Personal information
- Full name: Bryan Cole
- Date of birth: 17 August 1956 (age 68)
- Original team(s): Montmorency
- Height: 178 cm (5 ft 10 in)
- Weight: 81 kg (179 lb)

Playing career^{1}
- Years: Club / Games (Goals)
- 1977–78: Collingwood / 2 (0)
- ^{1} Playing statistics correct to the end of 1978.

= Jack Cole (footballer) =

Australian rules footballer

Bryan "Jack" Cole (born 17 August 1956) is a former Australian rules footballer who played with Collingwood in the Victorian Football League (VFL).

== Playing career ==
Originally from Montmorency, part of Collingwood's recruiting zone, Cole played two senior games for the Magpies – one in each of the 1977 and 1978 seasons – before returning to his home club midway through the latter.
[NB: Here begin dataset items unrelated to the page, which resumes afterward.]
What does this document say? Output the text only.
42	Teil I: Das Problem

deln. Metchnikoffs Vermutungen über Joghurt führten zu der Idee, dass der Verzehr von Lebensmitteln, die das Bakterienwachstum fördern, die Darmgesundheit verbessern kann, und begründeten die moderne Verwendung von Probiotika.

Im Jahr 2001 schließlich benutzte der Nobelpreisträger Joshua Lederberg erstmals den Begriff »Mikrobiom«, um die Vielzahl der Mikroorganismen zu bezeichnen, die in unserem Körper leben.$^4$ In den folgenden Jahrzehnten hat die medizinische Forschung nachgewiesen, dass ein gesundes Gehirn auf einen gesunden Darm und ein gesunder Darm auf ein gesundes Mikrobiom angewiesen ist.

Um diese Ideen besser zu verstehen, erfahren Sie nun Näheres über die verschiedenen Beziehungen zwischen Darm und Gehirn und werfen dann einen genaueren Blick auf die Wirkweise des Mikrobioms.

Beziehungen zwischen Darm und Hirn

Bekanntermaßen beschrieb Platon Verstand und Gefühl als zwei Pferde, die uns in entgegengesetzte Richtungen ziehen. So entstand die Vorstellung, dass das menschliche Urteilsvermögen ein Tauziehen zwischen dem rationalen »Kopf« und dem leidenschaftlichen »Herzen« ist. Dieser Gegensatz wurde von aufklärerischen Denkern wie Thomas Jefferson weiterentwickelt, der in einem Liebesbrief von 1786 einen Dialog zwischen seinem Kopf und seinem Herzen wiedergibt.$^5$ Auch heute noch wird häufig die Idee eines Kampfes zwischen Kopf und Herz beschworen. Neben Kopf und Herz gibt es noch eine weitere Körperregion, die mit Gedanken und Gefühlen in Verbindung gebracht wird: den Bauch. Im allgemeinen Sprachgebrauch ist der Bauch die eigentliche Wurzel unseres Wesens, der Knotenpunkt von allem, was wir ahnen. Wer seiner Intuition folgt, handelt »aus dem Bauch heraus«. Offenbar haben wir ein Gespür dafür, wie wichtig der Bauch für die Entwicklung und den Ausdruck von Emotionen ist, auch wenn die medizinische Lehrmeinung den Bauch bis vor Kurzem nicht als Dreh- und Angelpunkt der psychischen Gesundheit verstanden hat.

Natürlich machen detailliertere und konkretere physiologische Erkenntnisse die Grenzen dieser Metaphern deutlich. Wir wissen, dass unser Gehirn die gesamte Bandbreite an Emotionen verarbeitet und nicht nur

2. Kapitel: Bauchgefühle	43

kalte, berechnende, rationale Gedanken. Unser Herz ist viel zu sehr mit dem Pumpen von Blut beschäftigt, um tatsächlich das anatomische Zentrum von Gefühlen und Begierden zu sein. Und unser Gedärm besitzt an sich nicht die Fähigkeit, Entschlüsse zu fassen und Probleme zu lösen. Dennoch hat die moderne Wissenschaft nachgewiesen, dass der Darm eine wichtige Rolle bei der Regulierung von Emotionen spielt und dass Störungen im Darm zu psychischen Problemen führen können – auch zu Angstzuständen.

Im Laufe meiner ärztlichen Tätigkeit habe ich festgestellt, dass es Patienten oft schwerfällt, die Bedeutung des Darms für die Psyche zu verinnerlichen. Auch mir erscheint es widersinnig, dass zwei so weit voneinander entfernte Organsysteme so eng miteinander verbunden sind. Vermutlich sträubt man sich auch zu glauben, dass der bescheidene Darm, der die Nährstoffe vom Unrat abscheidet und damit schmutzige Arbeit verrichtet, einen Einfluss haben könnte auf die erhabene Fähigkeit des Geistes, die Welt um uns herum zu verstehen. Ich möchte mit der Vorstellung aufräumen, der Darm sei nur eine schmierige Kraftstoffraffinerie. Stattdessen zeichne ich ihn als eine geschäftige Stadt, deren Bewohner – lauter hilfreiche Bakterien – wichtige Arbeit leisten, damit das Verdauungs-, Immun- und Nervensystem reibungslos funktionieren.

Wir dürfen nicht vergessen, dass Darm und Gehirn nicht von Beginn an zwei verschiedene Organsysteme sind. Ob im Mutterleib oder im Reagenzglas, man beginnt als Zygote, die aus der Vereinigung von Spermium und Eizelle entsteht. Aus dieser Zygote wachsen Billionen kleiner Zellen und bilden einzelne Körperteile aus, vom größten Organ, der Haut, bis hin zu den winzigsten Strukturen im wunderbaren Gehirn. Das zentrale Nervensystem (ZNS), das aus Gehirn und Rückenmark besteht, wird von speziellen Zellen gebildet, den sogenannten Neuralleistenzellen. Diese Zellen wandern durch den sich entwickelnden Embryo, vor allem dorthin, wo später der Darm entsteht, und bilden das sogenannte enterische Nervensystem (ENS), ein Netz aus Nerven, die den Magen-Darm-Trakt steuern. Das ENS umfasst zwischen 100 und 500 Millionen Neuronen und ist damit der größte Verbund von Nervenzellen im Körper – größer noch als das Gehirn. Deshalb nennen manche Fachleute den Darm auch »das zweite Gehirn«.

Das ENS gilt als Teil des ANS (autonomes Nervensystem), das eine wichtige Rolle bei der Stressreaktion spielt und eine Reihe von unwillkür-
Cole's nickname of "Jack" was a shortening of "Jumping Jack", which was bestowed upon him unknowingly by Montmorency coach Shane Molloy during the club's premiership season of 1979.

== Coaching career ==
Cole was appointed senior coach of Montmorency in 2005 in his first coaching role, at age 48. He remained at the club for six seasons before transferring to coach rival Greensborough for two years in 2011–12. Cole then returned for another two-year stint at Montmorency in 2013.

By 2015, Cole had shifted out of the Northern Football League and took the reins at Healesville, guiding the side to a runners-up performance in his first season. This was Cole's third losing grand final in his coaching career to that point. He broke the duck the following season, when Healesville snapped a 28-year premiership drought to win the 2016 premiership.

After two more seasons at Healesville, Cole joined Woori Yallock in 2018, taking the team as far as a grand final in 2022 before departing at the end of the 2023 season. Cole was signed by Victorian Amateur Football Association (VAFA) club Kew in October 2023 to lead the club from the 2024 season.